- Directed by: Brendan J. Stafford
- Written by: Alastair Scobie
- Produced by: K.S. Sagoo; Alastair Scobie;
- Starring: John Bentley; Zena Marshall;
- Cinematography: Brendan J. Stafford
- Music by: Eric Spear
- Production company: Kenya Films
- Distributed by: Monarch Film Corporation
- Release date: 1952;
- Running time: 65 minutes
- Country: United Kingdom
- Language: English

= Men Against the Sun =

Men Against the Sun is a 1952 British second feature ('B') historical adventure film directed by Brendan J. Stafford and starring John Bentley and Zena Marshall. It was written by Alastair Scrobie. It depicts the attempts to construct a railway in late Victorian Africa.

==Plot==
In Mombasa, Father Dowling convinces engineer Hawker to assist in building a railway from Mombasa to Uganda. Hawker brings along Tanner, a big-game hunter. Dr. Elizabeth Martin, who plans to open a mission hospital, also joins them. Work on the railway is seriously disrupted by night attacks by two lions. Tanner kills one of the lions, and when the other attacks Elizabeth's hospital, it is killed by Hawker, who has fallen in love with Elizabeth.

== Cast ==
- John Bentley as Hawker
- Zena Marshall as Elizabeth Martin
- Liam O'Leary as Father Dowling
- Alan Tarlton as Tanner
- Edward Johnson as Salim

== Production ==
It was shot on location in Kenya; this was unusually ambitious for a second feature film at the time.

== Reception ==
The Monthly Film Bulletin wrote: "Some films are second-rate in their whole conception; others betray the failure of good intentions. This film, the first to be made in Kenya, and set in a period before 1914, falls into the second group. It is a curious tangle of loose ends, which leaves one wondering what the original story-line was intended to be. 'The railway, big-game hunting and mission work compete in turn for the spotlight; the Indian workers suggest a motive never developed, and at the beginning there is a distracting flashback of an attack on a native village by Arab slave-traders. Not until the end, with Hawker's killing of the lion, does it attain any dramatic excitement. Technically the film is better than its script or its acting; photography of the East African settings and of the marauding lions is excellent."

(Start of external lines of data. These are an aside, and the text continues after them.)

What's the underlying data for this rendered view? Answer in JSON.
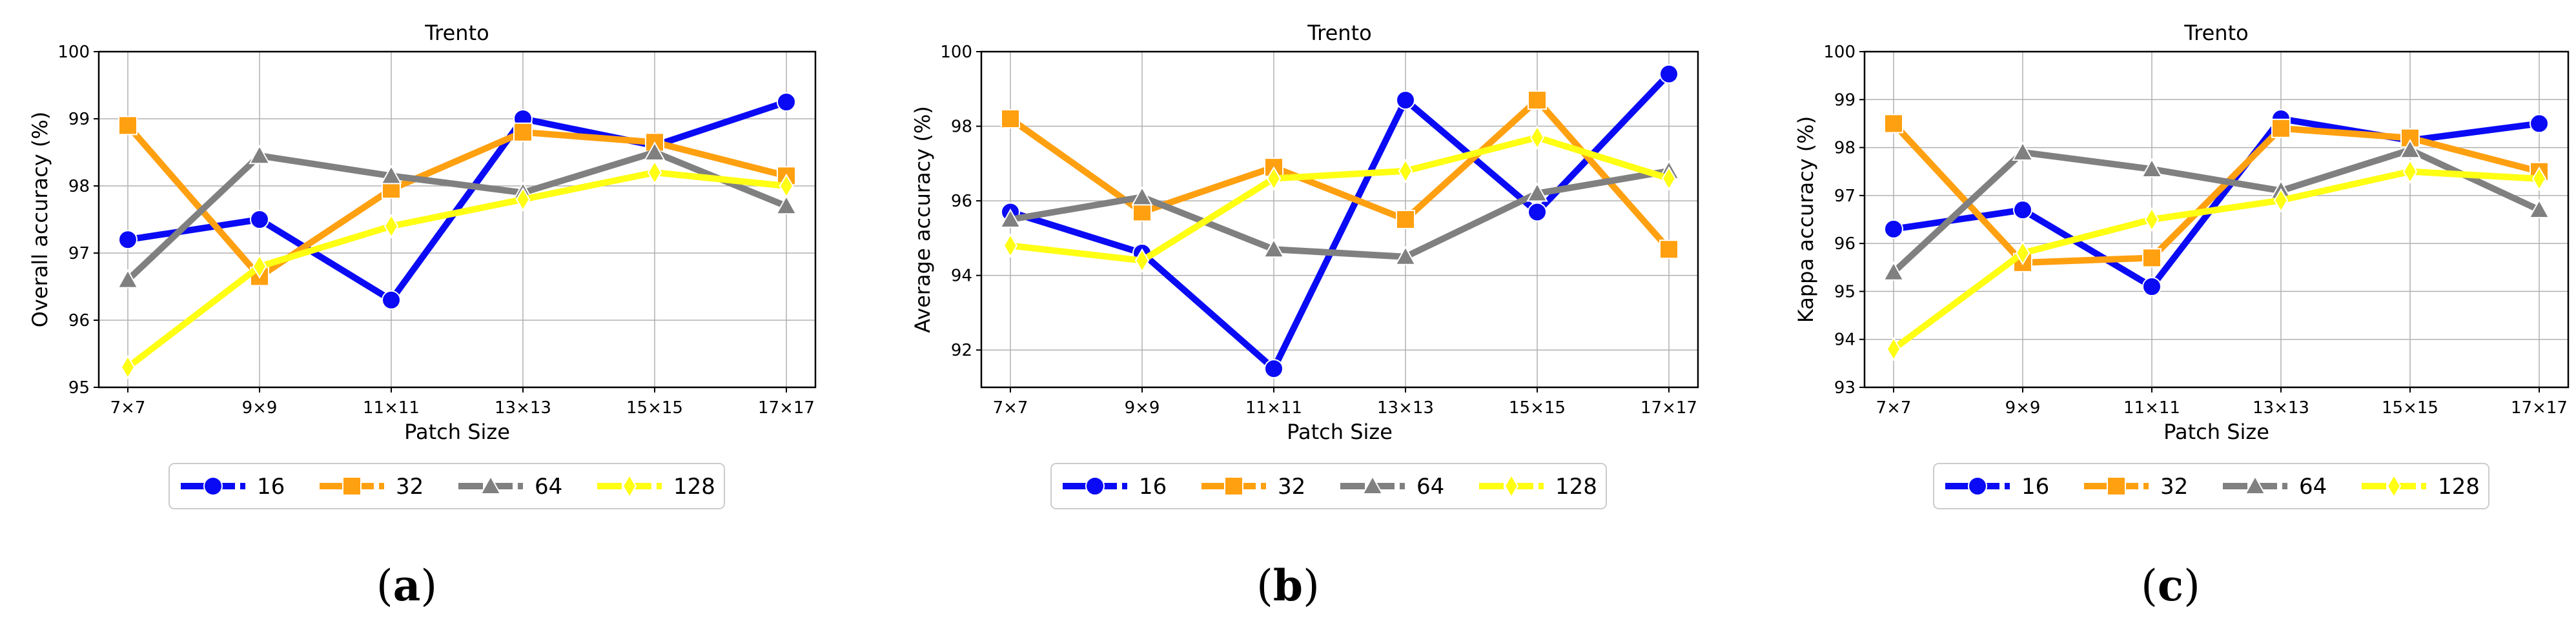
{
  "colors": {
    "16": "#0a0af5",
    "32": "#ffa010",
    "64": "#808080",
    "128": "#ffff14"
  },
  "markers": [
    "circle",
    "square",
    "triangle",
    "diamond"
  ],
  "legend": {
    "placement": "below"
  },
  "chart_data": [
    {
      "type": "line",
      "caption_letter": "a",
      "title": "Trento",
      "xlabel": "Patch Size",
      "ylabel": "Overall accuracy (%)",
      "categories": [
        "7×7",
        "9×9",
        "11×11",
        "13×13",
        "15×15",
        "17×17"
      ],
      "ylim": [
        95,
        100
      ],
      "yticks": [
        95,
        96,
        97,
        98,
        99,
        100
      ],
      "grid": true,
      "series": [
        {
          "name": "16",
          "values": [
            97.2,
            97.5,
            96.3,
            99.0,
            98.6,
            99.25
          ]
        },
        {
          "name": "32",
          "values": [
            98.9,
            96.65,
            97.95,
            98.8,
            98.65,
            98.15
          ]
        },
        {
          "name": "64",
          "values": [
            96.6,
            98.45,
            98.15,
            97.9,
            98.5,
            97.7
          ]
        },
        {
          "name": "128",
          "values": [
            95.3,
            96.8,
            97.4,
            97.8,
            98.2,
            98.0
          ]
        }
      ]
    },
    {
      "type": "line",
      "caption_letter": "b",
      "title": "Trento",
      "xlabel": "Patch Size",
      "ylabel": "Average accuracy (%)",
      "categories": [
        "7×7",
        "9×9",
        "11×11",
        "13×13",
        "15×15",
        "17×17"
      ],
      "ylim": [
        91,
        100
      ],
      "yticks": [
        92,
        94,
        96,
        98,
        100
      ],
      "grid": true,
      "series": [
        {
          "name": "16",
          "values": [
            95.7,
            94.6,
            91.5,
            98.7,
            95.7,
            99.4
          ]
        },
        {
          "name": "32",
          "values": [
            98.2,
            95.7,
            96.9,
            95.5,
            98.7,
            94.7
          ]
        },
        {
          "name": "64",
          "values": [
            95.5,
            96.1,
            94.7,
            94.5,
            96.2,
            96.8
          ]
        },
        {
          "name": "128",
          "values": [
            94.8,
            94.4,
            96.6,
            96.8,
            97.7,
            96.6
          ]
        }
      ]
    },
    {
      "type": "line",
      "caption_letter": "c",
      "title": "Trento",
      "xlabel": "Patch Size",
      "ylabel": "Kappa accuracy (%)",
      "categories": [
        "7×7",
        "9×9",
        "11×11",
        "13×13",
        "15×15",
        "17×17"
      ],
      "ylim": [
        93,
        100
      ],
      "yticks": [
        93,
        94,
        95,
        96,
        97,
        98,
        99,
        100
      ],
      "grid": true,
      "series": [
        {
          "name": "16",
          "values": [
            96.3,
            96.7,
            95.1,
            98.6,
            98.15,
            98.5
          ]
        },
        {
          "name": "32",
          "values": [
            98.5,
            95.6,
            95.7,
            98.4,
            98.2,
            97.5
          ]
        },
        {
          "name": "64",
          "values": [
            95.4,
            97.9,
            97.55,
            97.1,
            97.95,
            96.7
          ]
        },
        {
          "name": "128",
          "values": [
            93.8,
            95.8,
            96.5,
            96.9,
            97.5,
            97.35
          ]
        }
      ]
    }
  ]
}
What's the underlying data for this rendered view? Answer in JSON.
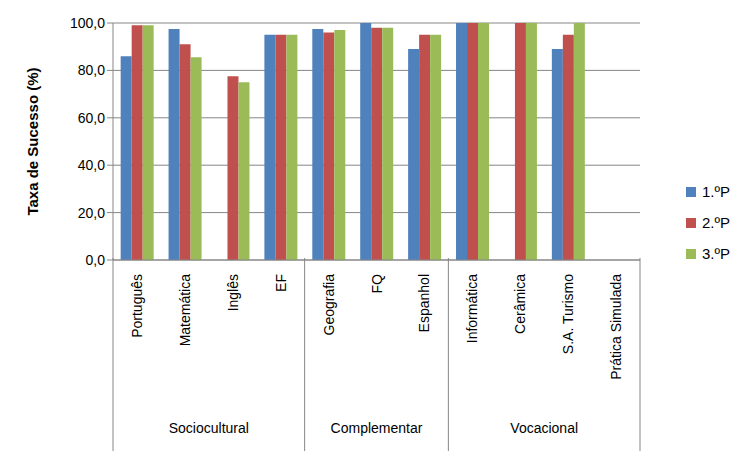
{
  "chart_data": {
    "type": "bar",
    "categories": [
      "Português",
      "Matemática",
      "Inglês",
      "EF",
      "Geografia",
      "FQ",
      "Espanhol",
      "Informática",
      "Cerâmica",
      "S.A. Turismo",
      "Prática Simulada"
    ],
    "groups": [
      {
        "name": "Sociocultural",
        "categories": [
          "Português",
          "Matemática",
          "Inglês",
          "EF"
        ]
      },
      {
        "name": "Complementar",
        "categories": [
          "Geografia",
          "FQ",
          "Espanhol"
        ]
      },
      {
        "name": "Vocacional",
        "categories": [
          "Informática",
          "Cerâmica",
          "S.A. Turismo",
          "Prática Simulada"
        ]
      }
    ],
    "series": [
      {
        "name": "1.ºP",
        "color": "#4f81bd",
        "values": [
          86,
          97.5,
          null,
          95,
          97.5,
          100,
          89,
          100,
          null,
          89,
          null
        ]
      },
      {
        "name": "2.ºP",
        "color": "#c0504d",
        "values": [
          99,
          91,
          77.5,
          95,
          96,
          98,
          95,
          100,
          100,
          95,
          null
        ]
      },
      {
        "name": "3.ºP",
        "color": "#9bbb59",
        "values": [
          99,
          85.5,
          75,
          95,
          97,
          98,
          95,
          100,
          100,
          100,
          null
        ]
      }
    ],
    "ylim": [
      0,
      100
    ],
    "yticks": [
      {
        "value": 0,
        "label": "0,0"
      },
      {
        "value": 20,
        "label": "20,0"
      },
      {
        "value": 40,
        "label": "40,0"
      },
      {
        "value": 60,
        "label": "60,0"
      },
      {
        "value": 80,
        "label": "80,0"
      },
      {
        "value": 100,
        "label": "100,0"
      }
    ],
    "y_label": "Taxa de Sucesso (%)",
    "grid": true,
    "legend": "right"
  }
}
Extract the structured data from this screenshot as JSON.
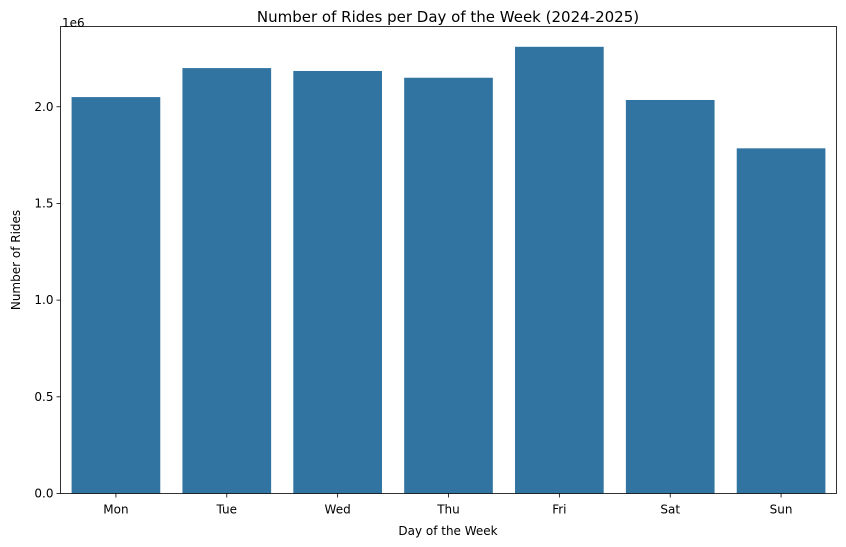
{
  "chart_data": {
    "type": "bar",
    "title": "Number of Rides per Day of the Week (2024-2025)",
    "xlabel": "Day of the Week",
    "ylabel": "Number of Rides",
    "categories": [
      "Mon",
      "Tue",
      "Wed",
      "Thu",
      "Fri",
      "Sat",
      "Sun"
    ],
    "values": [
      2050000,
      2200000,
      2185000,
      2150000,
      2310000,
      2035000,
      1785000
    ],
    "ylim": [
      0,
      2415000
    ],
    "yticks": [
      0,
      500000,
      1000000,
      1500000,
      2000000
    ],
    "ytick_labels": [
      "0.0",
      "0.5",
      "1.0",
      "1.5",
      "2.0"
    ],
    "y_offset_label": "1e6",
    "bar_color": "#3274a1",
    "grid": false
  }
}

Kine Weekly wrote: "The picture, set in the late nineties, not only describes the hazards that had to be conquered before railways could be built in Africa, but reminds its audience of the comparatively short space of time that has elapsed since women medicos were treated with suspicion. John Bentley and Zena Marshall act well enough to make story point, as Hawker and Elizabeth, but the mainstay of the melodrama is its exciting native and animal interest, framed in grand scenery. Camera work is first class. Disarmingly naive, yet, clearly out of the rut, it rightly earns a place on the average programme."

The Daily Film Renter wrote: "This is the first production made with the support of tha Kenya Government and is a most praiseworthy beginning. All scenes, both exterior and interior, were made in the Colony. Its faults are indefiniteness in scripting and direction and a certain amateurishness. Its virtues are its actuality shots of the country and wild game, a flashback showing an Arab slave raid, and much fine photography of Mombasa, as well as records of native and Indian customs, dancers and music. "

In British Sound Films: The Studio Years 1928–1959 David Quinlan rated the film as "average", writing: "Drama is ordinary, but the settings make it worthwhile."